About half of messages entered into ChatGPT fall under the category of “asking,” which it classifies as “seeking information or clarification to inform a decision,” according to a recent study by OpenAI, the developer of ChatGPT. Sam Altman, the CEO of OpenAI, noted that this trend is most pronounced among younger users.

“They don’t really make life decisions without asking ChatGPT what they should do,” Altman said at a talk at Sequoia Capital’s AI Ascent event in May, referring to users in their 20s and 30s. “It has the full context on every person in their life and what they’ve talked about.” (OpenAI did not respond to a request for comment.)

But it’s not just young people who are turning to AI in this way. Mike Brown of Kansas City, Missouri, was in his early 50s when, in 2023, he decided to confide in a chatbot for advice on what to do about his marriage of 36 years. Although his friends, priest and marriage counselor all advised that he file for divorce, it wasn’t until he had a 30-minute conversation with Pi.ai, an interactive chatbot launched that same year , that he says he felt sure of his decision.

“I need to play these thoughts through and need affirmation that this really is the direction,” Brown says, noting that he trusted the chatbot to give him a “credible” view on the situation.

Léonard Boussioux, a professor at University of Washington Foster School of Business who researches how human-AI collaboration can improve decision-making, says he understands why people are turning to AI in this way. It’s available 24/7, can provide answers much quicker than most humans, and can be seen to be more objective too.

“AI tends to be more diplomatic,” Boussioux says, whereas “humans tend to be very opinionated, especially with personal advice.”

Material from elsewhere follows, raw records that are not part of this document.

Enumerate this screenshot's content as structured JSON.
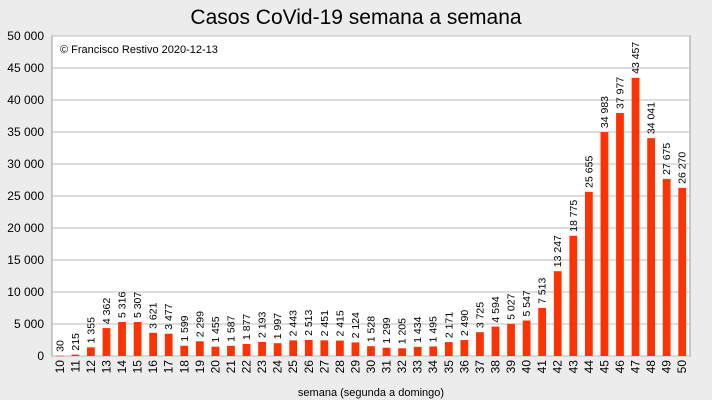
{
  "chart_data": {
    "type": "bar",
    "title": "Casos CoVid-19 semana a semana",
    "annotation": "© Francisco Restivo 2020-12-13",
    "xlabel": "semana (segunda a domingo)",
    "ylabel": "",
    "ylim": [
      0,
      50000
    ],
    "yticks": [
      0,
      5000,
      10000,
      15000,
      20000,
      25000,
      30000,
      35000,
      40000,
      45000,
      50000
    ],
    "ytick_labels": [
      "0",
      "5 000",
      "10 000",
      "15 000",
      "20 000",
      "25 000",
      "30 000",
      "35 000",
      "40 000",
      "45 000",
      "50 000"
    ],
    "grid": true,
    "bar_color": "#ff3300",
    "categories": [
      "10",
      "11",
      "12",
      "13",
      "14",
      "15",
      "16",
      "17",
      "18",
      "19",
      "20",
      "21",
      "22",
      "23",
      "24",
      "25",
      "26",
      "27",
      "28",
      "29",
      "30",
      "31",
      "32",
      "33",
      "34",
      "35",
      "36",
      "37",
      "38",
      "39",
      "40",
      "41",
      "42",
      "43",
      "44",
      "45",
      "46",
      "47",
      "48",
      "49",
      "50"
    ],
    "values": [
      30,
      215,
      1355,
      4362,
      5316,
      5307,
      3621,
      3477,
      1599,
      2299,
      1455,
      1587,
      1877,
      2193,
      1997,
      2443,
      2513,
      2451,
      2415,
      2124,
      1528,
      1299,
      1205,
      1434,
      1495,
      2171,
      2490,
      3725,
      4594,
      5027,
      5547,
      7513,
      13247,
      18775,
      25655,
      34983,
      37977,
      43457,
      34041,
      27675,
      26270
    ],
    "value_labels": [
      "30",
      "215",
      "1 355",
      "4 362",
      "5 316",
      "5 307",
      "3 621",
      "3 477",
      "1 599",
      "2 299",
      "1 455",
      "1 587",
      "1 877",
      "2 193",
      "1 997",
      "2 443",
      "2 513",
      "2 451",
      "2 415",
      "2 124",
      "1 528",
      "1 299",
      "1 205",
      "1 434",
      "1 495",
      "2 171",
      "2 490",
      "3 725",
      "4 594",
      "5 027",
      "5 547",
      "7 513",
      "13 247",
      "18 775",
      "25 655",
      "34 983",
      "37 977",
      "43 457",
      "34 041",
      "27 675",
      "26 270"
    ]
  }
}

However, Boussioux warns that because most AI models “tend to be sycophantic,” they may not be as concerned with giving the best advice as they are with pleasing the user. “They've been trained to be pleasing the user because if you please the user, then the user comes back,” he adds.

This was the case with Moran, who says she was surprised by how ChatGPT spoke like a friend, telling her things like, “You deserve someone who reassures you — not someone whose silence makes you spiral.”

None of those who spoke with Reuters say they regret relying on AI for decision-making. For Brown, it acted as a “passionate, neutral observer.” For Moran, it was akin to a “best friend.” Neis, meanwhile, says it helped her realize what she wanted.

Still, Boussioux offers a note of caution, warning that offloading our decision-making to AI runs the risk of dulling our own problem-solving skills. "I would say take a step back and reflect on the beauty of having to make decisions ourselves,” he says, “and to make sure that we are also doing the thinking.”